I am just so frustrated right now. I thought I could trust the people in the PLC, but apparently not. I went to go exchange car keys with my dad this morning because my mom had a doctors appointment and needed the car, and my dad told me as I was leaving to go say hi to Nancy who is one of the heads of the PLC. So I go to talk to her, and she tells me that multiple PLC members have told her that I have been talking a lot about how I feel like I don't deserve to be on the PLC. I have never told that to anyone on the PLC! I don't share personal info with them. Especially since I don't know them very well. The way she said it was as if it was something I do all the time, when I have never done it once! I don't know who would have told her that. Even if I had of told someone, I don't see why that would be such a big deal that Nancy would have to be notified. I could understand if someone saw me wasted doing crazy stuff, and deciding to tell Nancy. That would obviously be wrong on my part, and would not reflect well on UCF. The fact that she said it was more than one person that told her is what really gets me. I don't know who it would be.

I told her that I had never said that, and she insisted that I did based off whoever it was that told her I did. I didn't know what to say or do. I was shocked. I finally just apologized and told her I wouldn't do it again. I didn't want to fight with her. I know I could have, but she honestly scares me, so I didn't dare take it any further. It's just crazy. These are people who are supposed to be representing UCF. They are supposed to be the best of the best. It really just goes to show you that you can't trust anyone. I'm just gonna shut my mouth from now on, and say nothing. Nancy was like "Your fellow PLCers are going to be the first to rat you out."

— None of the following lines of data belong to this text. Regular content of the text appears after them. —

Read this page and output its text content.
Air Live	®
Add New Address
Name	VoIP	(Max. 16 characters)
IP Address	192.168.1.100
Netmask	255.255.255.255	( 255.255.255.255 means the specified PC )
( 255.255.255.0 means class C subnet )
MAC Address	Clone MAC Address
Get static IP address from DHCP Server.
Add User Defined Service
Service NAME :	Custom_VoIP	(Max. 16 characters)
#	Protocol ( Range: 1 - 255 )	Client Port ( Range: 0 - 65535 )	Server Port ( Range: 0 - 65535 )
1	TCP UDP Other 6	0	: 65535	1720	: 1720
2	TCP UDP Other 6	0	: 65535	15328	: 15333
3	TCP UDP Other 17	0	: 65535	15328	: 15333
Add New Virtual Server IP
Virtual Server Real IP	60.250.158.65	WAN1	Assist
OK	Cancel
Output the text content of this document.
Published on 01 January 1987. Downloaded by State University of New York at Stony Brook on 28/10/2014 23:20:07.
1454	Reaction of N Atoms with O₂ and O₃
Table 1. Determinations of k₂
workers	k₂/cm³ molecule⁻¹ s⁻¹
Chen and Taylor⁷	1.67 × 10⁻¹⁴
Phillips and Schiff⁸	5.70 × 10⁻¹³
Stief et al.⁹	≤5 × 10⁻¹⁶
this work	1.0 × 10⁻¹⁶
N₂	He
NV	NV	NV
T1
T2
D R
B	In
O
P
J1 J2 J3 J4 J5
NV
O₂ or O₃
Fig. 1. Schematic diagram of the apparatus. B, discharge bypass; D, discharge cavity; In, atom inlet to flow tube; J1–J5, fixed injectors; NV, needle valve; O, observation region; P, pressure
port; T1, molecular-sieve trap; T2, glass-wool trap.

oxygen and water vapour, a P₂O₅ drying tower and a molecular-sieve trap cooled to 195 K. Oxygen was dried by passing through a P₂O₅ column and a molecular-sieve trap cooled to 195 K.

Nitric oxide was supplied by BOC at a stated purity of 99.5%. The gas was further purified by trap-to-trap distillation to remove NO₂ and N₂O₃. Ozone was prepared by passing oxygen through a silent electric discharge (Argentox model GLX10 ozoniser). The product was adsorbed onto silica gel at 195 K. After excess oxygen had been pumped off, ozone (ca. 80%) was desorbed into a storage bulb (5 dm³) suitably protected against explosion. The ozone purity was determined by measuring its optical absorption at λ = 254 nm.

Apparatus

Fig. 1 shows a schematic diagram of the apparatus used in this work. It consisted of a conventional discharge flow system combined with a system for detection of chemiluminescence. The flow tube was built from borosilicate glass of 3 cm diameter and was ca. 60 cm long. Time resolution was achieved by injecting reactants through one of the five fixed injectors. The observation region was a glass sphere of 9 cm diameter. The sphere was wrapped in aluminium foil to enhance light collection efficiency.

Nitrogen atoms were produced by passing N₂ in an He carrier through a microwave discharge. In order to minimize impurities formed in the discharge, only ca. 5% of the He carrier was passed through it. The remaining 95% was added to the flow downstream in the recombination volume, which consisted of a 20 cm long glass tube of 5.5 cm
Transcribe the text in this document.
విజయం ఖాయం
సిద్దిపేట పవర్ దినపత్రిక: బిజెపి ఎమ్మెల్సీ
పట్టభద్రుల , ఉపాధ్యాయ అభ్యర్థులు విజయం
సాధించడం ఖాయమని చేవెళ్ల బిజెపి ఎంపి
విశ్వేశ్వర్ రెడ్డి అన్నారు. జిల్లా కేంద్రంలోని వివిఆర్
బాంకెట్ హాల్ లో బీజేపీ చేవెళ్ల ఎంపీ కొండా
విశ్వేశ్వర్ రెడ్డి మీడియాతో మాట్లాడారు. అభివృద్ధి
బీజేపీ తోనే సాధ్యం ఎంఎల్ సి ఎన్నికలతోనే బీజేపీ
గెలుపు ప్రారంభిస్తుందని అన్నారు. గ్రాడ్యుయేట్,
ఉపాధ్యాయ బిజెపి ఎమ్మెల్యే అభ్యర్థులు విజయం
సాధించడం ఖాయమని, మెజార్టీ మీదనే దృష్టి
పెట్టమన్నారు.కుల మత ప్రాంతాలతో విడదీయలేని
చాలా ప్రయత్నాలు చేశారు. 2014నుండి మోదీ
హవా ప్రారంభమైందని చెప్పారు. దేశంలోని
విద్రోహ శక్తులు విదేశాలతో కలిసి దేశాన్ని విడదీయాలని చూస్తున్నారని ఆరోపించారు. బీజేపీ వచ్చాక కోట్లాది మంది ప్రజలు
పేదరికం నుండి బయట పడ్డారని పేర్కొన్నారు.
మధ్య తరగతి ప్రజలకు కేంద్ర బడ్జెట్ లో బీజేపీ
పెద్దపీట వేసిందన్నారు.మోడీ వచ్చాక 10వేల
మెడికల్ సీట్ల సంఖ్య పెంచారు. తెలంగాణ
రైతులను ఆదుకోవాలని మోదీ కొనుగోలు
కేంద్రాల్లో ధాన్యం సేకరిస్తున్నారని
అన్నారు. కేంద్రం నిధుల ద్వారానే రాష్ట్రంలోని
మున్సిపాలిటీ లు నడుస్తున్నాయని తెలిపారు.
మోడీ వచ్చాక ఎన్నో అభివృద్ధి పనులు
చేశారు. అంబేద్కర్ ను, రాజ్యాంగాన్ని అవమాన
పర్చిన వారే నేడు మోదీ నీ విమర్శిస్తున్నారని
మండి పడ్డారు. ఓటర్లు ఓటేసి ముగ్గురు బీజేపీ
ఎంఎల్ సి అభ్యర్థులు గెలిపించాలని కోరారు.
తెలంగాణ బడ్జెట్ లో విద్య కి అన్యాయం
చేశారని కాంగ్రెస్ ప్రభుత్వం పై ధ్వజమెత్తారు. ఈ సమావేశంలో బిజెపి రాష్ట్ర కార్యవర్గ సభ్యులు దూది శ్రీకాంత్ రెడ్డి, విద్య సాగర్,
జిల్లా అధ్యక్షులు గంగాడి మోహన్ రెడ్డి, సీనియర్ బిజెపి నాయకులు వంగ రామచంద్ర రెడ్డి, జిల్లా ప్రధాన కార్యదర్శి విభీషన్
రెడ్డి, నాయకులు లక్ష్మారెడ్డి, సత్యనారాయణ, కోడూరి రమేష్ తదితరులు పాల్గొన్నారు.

This whole thing is so stupid. It makes me so upset and angry. I feel like I'm back in high school again. And I have to spend a whole year with these people. I wanted to get close and make friends, but not if they are just going to tell Nancy everything I say or don't say for that matter. There are pictures PLC members post on their FB's of them getting drunk and going to the clubs, and I could easily report them, but I don't. Maybe I should. Two can play that game.